How to Become a Health Care Advocate: Career Roadmap

Learn how to become a health care advocate. Research the job description and the education requirements and find out how to start a career in health care advocacy.

Do I Want to Be a Health Care Advocate?

Health care advocates make it their mission to promote reform and provide support in the health care industry. They may fill a variety of positions in existing advocacy organizations or choose to create their own. Advocacy falls under the nonprofit sector, sometimes called the independent sector. Professional health care advocates may spend a good deal of time away from the office, meeting with members of the public or staging informational events. The position can include weekend and evening hours as well.

Job Requirements

Though there is no particular educational requirement necessary to become a health care advocate, the U.S. Bureau of Labor Statistics suggests that health educators earn a bachelor's degree, while community health workers might need a high school diploma and a few years of on-the-job training.
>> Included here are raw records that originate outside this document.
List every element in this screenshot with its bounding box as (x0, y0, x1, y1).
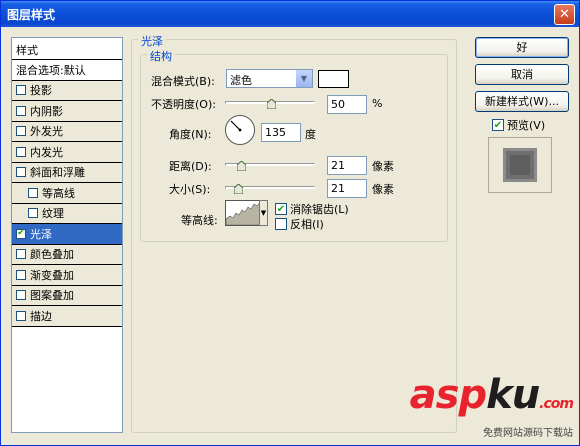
sidebar-item[interactable]: 等高线 (12, 183, 122, 204)
chevron-down-icon[interactable]: ▼ (295, 70, 312, 87)
satin-group: 光泽 结构 混合模式(B): 滤色 ▼ 不透明度(O): 50 % 角度(N): (131, 33, 457, 433)
sidebar-item[interactable]: ✔ 光泽 (12, 224, 122, 245)
checkbox-icon[interactable] (16, 126, 26, 137)
angle-label: 角度(N): (169, 128, 212, 141)
sidebar-item-label: 颜色叠加 (30, 248, 74, 262)
sidebar-item-label: 等高线 (42, 186, 75, 200)
antialias-checkbox[interactable]: ✔ 消除锯齿(L) (275, 201, 349, 217)
style-list: 样式 混合选项:默认投影内阴影外发光内发光斜面和浮雕等高线纹理 ✔ 光泽颜色叠加渐变… (11, 37, 123, 433)
style-list-header[interactable]: 样式 (12, 38, 122, 60)
sidebar-item[interactable]: 投影 (12, 80, 122, 101)
checkbox-icon[interactable] (16, 310, 26, 321)
angle-input[interactable]: 135 (261, 123, 301, 142)
size-input[interactable]: 21 (327, 179, 367, 198)
color-swatch[interactable] (318, 70, 349, 88)
preview-label: 预览(V) (507, 119, 546, 132)
close-button[interactable]: ✕ (554, 4, 575, 25)
opacity-input[interactable]: 50 (327, 95, 367, 114)
checkbox-icon[interactable] (16, 167, 26, 178)
antialias-label: 消除锯齿(L) (290, 203, 349, 216)
angle-unit: 度 (305, 128, 316, 141)
watermark-logo: aspku.com 免费网站源码下载站 (409, 372, 574, 439)
checkbox-icon[interactable] (16, 146, 26, 157)
blend-mode-select[interactable]: 滤色 ▼ (226, 69, 313, 88)
checkbox-icon[interactable] (28, 208, 38, 219)
checkbox-icon[interactable] (16, 290, 26, 301)
sidebar-item[interactable]: 外发光 (12, 121, 122, 142)
distance-label: 距离(D): (169, 160, 212, 173)
sidebar-item[interactable]: 颜色叠加 (12, 244, 122, 265)
blend-mode-value: 滤色 (230, 74, 252, 87)
preview-checkbox[interactable]: ✔ 预览(V) (492, 117, 545, 133)
contour-dropdown-icon[interactable]: ▼ (259, 200, 268, 226)
sidebar-item[interactable]: 图案叠加 (12, 285, 122, 306)
sidebar-item[interactable]: 纹理 (12, 203, 122, 224)
opacity-slider-thumb[interactable] (267, 99, 276, 109)
title-bar: 图层样式 ✕ (1, 1, 579, 27)
sidebar-item[interactable]: 渐变叠加 (12, 265, 122, 286)
invert-box[interactable] (275, 218, 287, 230)
distance-unit: 像素 (372, 160, 394, 173)
checkbox-icon[interactable] (28, 187, 38, 198)
size-unit: 像素 (372, 183, 394, 196)
distance-slider-thumb[interactable] (237, 161, 246, 171)
sidebar-item-label: 斜面和浮雕 (30, 166, 85, 180)
checkbox-icon[interactable] (16, 85, 26, 96)
check-icon[interactable]: ✔ (275, 203, 287, 215)
watermark-brand: aspku.com (409, 372, 574, 418)
watermark-subtitle: 免费网站源码下载站 (483, 428, 573, 439)
blend-mode-label: 混合模式(B): (151, 75, 215, 88)
sidebar-item[interactable]: 描边 (12, 306, 122, 327)
sidebar-item-label: 混合选项:默认 (16, 63, 86, 77)
ok-button[interactable]: 好 (475, 37, 569, 58)
check-icon[interactable]: ✔ (492, 119, 504, 131)
sidebar-item-label: 纹理 (42, 207, 64, 221)
sidebar-item-label: 渐变叠加 (30, 268, 74, 282)
opacity-unit: % (372, 97, 383, 110)
contour-picker[interactable] (225, 200, 261, 226)
size-slider-thumb[interactable] (234, 184, 243, 194)
layer-style-dialog: 图层样式 ✕ 样式 混合选项:默认 投影 内阴影 外发光 内发光 斜面和浮雕 等高线 纹理 ✔ 光… (0, 0, 580, 446)
sidebar-item[interactable]: 内发光 (12, 142, 122, 163)
checkbox-icon[interactable] (16, 105, 26, 116)
sidebar-item-label: 内发光 (30, 145, 63, 159)
distance-input[interactable]: 21 (327, 156, 367, 175)
sidebar-item-label: 图案叠加 (30, 289, 74, 303)
sidebar-item-label: 光泽 (30, 227, 52, 241)
new-style-button[interactable]: 新建样式(W)... (475, 91, 569, 112)
sidebar-item-label: 描边 (30, 309, 52, 323)
sidebar-item-label: 投影 (30, 84, 52, 98)
sidebar-item[interactable]: 内阴影 (12, 101, 122, 122)
window-title: 图层样式 (7, 8, 56, 22)
angle-dial[interactable] (225, 115, 255, 145)
sidebar-item[interactable]: 混合选项:默认 (12, 60, 122, 81)
structure-title: 结构 (147, 48, 175, 64)
sidebar-item[interactable]: 斜面和浮雕 (12, 162, 122, 183)
satin-group-title: 光泽 (138, 33, 166, 49)
structure-group: 结构 混合模式(B): 滤色 ▼ 不透明度(O): 50 % 角度(N): 13 (140, 48, 448, 242)
contour-label: 等高线: (181, 214, 218, 227)
checkbox-checked-icon[interactable]: ✔ (16, 228, 26, 239)
sidebar-item-label: 内阴影 (30, 104, 63, 118)
invert-checkbox[interactable]: 反相(I) (275, 216, 324, 232)
checkbox-icon[interactable] (16, 249, 26, 260)
style-preview (488, 137, 552, 193)
cancel-button[interactable]: 取消 (475, 64, 569, 85)
invert-label: 反相(I) (290, 218, 324, 231)
sidebar-item-label: 外发光 (30, 125, 63, 139)
opacity-label: 不透明度(O): (151, 98, 216, 111)
checkbox-icon[interactable] (16, 269, 26, 280)
size-label: 大小(S): (169, 183, 211, 196)
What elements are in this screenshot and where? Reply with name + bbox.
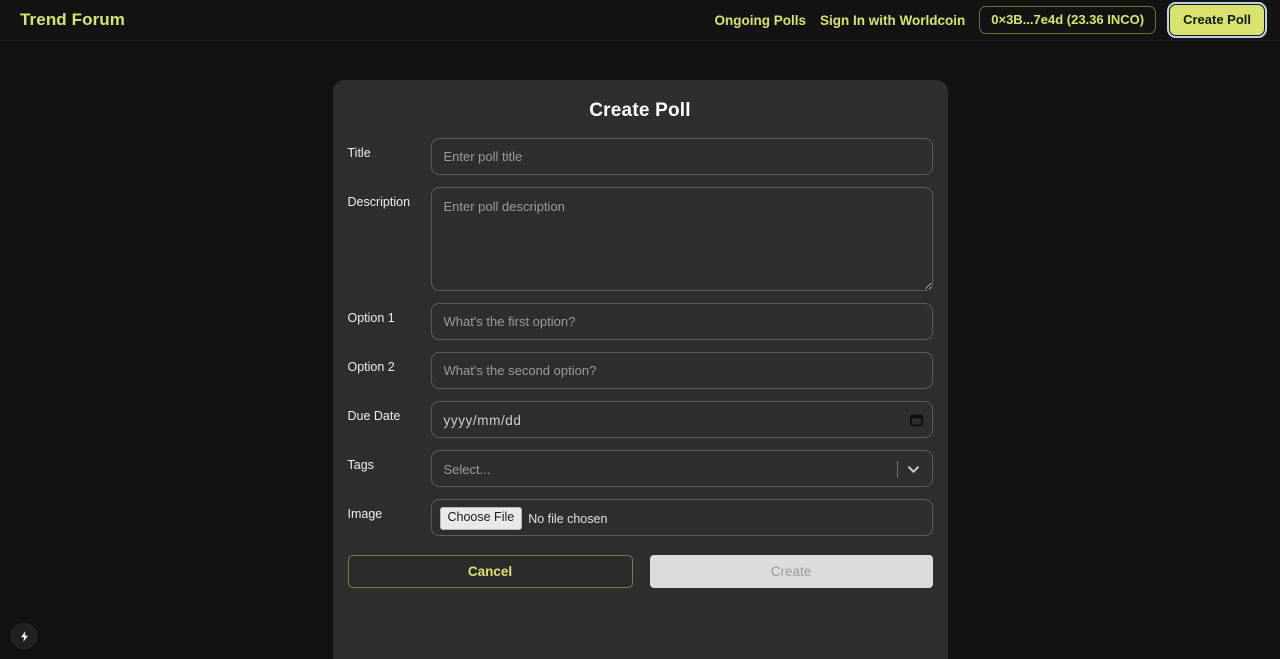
brand-logo[interactable]: Trend Forum	[20, 10, 125, 30]
field-description: Description	[348, 187, 933, 291]
label-image: Image	[347, 507, 383, 521]
option-1-input[interactable]	[430, 303, 933, 340]
page-body: Create Poll Title Description Option 1 O…	[0, 41, 1280, 659]
label-tags: Tags	[347, 458, 374, 472]
tags-select-indicators	[896, 451, 932, 488]
label-due-date: Due Date	[347, 409, 401, 423]
description-textarea[interactable]	[430, 187, 933, 291]
header-nav: Ongoing Polls Sign In with Worldcoin 0×3…	[715, 2, 1267, 38]
calendar-icon[interactable]	[909, 413, 923, 426]
tags-select[interactable]: Select...	[430, 450, 933, 488]
app-header: Trend Forum Ongoing Polls Sign In with W…	[0, 0, 1280, 41]
form-actions: Cancel Create	[347, 555, 933, 588]
due-date-placeholder: yyyy/mm/dd	[443, 413, 522, 428]
field-image: Image Choose File No file chosen	[348, 499, 933, 536]
label-option-1: Option 1	[347, 311, 395, 325]
tags-select-placeholder: Select...	[443, 462, 491, 477]
due-date-input[interactable]: yyyy/mm/dd	[430, 401, 933, 438]
lightning-badge-button[interactable]	[11, 623, 37, 649]
choose-file-button[interactable]: Choose File	[439, 507, 523, 530]
field-option-1: Option 1	[348, 303, 933, 340]
create-poll-card: Create Poll Title Description Option 1 O…	[332, 80, 948, 659]
page-title: Create Poll	[589, 100, 691, 121]
lightning-bolt-icon	[20, 630, 28, 642]
label-description: Description	[347, 195, 411, 209]
nav-ongoing-polls[interactable]: Ongoing Polls	[715, 13, 807, 28]
title-input[interactable]	[430, 138, 933, 175]
create-poll-button[interactable]: Create Poll	[1167, 2, 1267, 38]
field-due-date: Due Date yyyy/mm/dd	[348, 401, 933, 438]
option-2-input[interactable]	[430, 352, 933, 389]
wallet-address-badge[interactable]: 0×3B...7e4d (23.36 INCO)	[979, 6, 1157, 34]
field-title: Title	[348, 138, 933, 175]
label-option-2: Option 2	[347, 360, 395, 374]
image-file-input[interactable]: Choose File No file chosen	[430, 499, 933, 536]
create-button[interactable]: Create	[649, 555, 933, 588]
label-title: Title	[347, 146, 371, 160]
cancel-button[interactable]: Cancel	[347, 555, 633, 588]
field-tags: Tags Select...	[348, 450, 933, 487]
nav-sign-in-worldcoin[interactable]: Sign In with Worldcoin	[820, 13, 965, 28]
chevron-down-icon[interactable]	[904, 460, 923, 479]
field-option-2: Option 2	[348, 352, 933, 389]
file-status-text: No file chosen	[528, 511, 608, 526]
select-separator	[896, 461, 898, 478]
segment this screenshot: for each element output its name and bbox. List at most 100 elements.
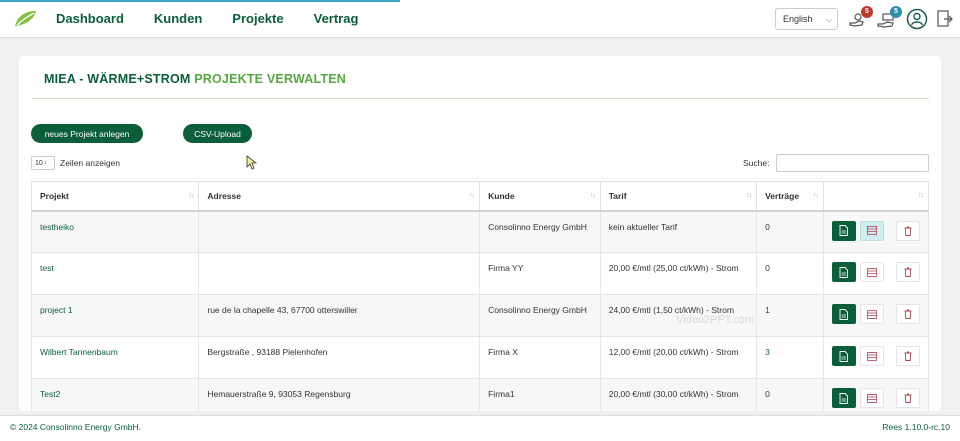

The following table, compiled from job openings found in October of 2012, shows further requirements typical to becoming a health care advocate:

Common Requirements
Degree Level None needed
Experience 2+ years in social services and/or the health care industry
Key Skills Active listening, speaking, organization
Computer Skills Office software including e-mail clients, Word, and Excel

Step 1: Complete Applicable Education

Educational requirements for health care advocacy positions vary. An individual who hopes to start his or her own non-profit group or hold an executive position for an existing advocacy agency would do well to pursue higher education. Certificate programs include nonprofit management and health care advocacy, while advanced educational options, such as a Master of Science in Health Communications program provide more in-depth knowledge on how to evaluate, create, and implement health care advocacy programs.

Success Tip:

  • Seek an internship in social services or health care. Some college programs offer opportunities to gain practical experience. Students may choose to search for health care advocacy internships to supplement their education. The American Medical Association facilitates advocacy for professionals and patients, and it can provide useful networking opportunities.

Step 2: Get Hands-On Experience

Many health care advocates begin their career paths by volunteering. Not only does this give them valuable hands-on experience, but it also helps prospective employees decide if an organization is the right fit for them. Nonprofit hiring managers look for a track record of support for their health care issue, and volunteer experience can give applicants a leg up.

Not all health care advocates start their careers in the philanthropic sector. Gaining pertinent career experience in the for-profit industry can also help further a career as a health care advocate. Public relations and fundraising skills are in high demand in this field.

Step 3: Find Work

Candidates with adequate experience and education can begin applying for health care advocate positions commensurate to their skill set. They can also follow the proper legal channels and create their own advocacy agency supporting their very own brand of change. Health care advocates may appear as guest speakers, addressing crowds across the country.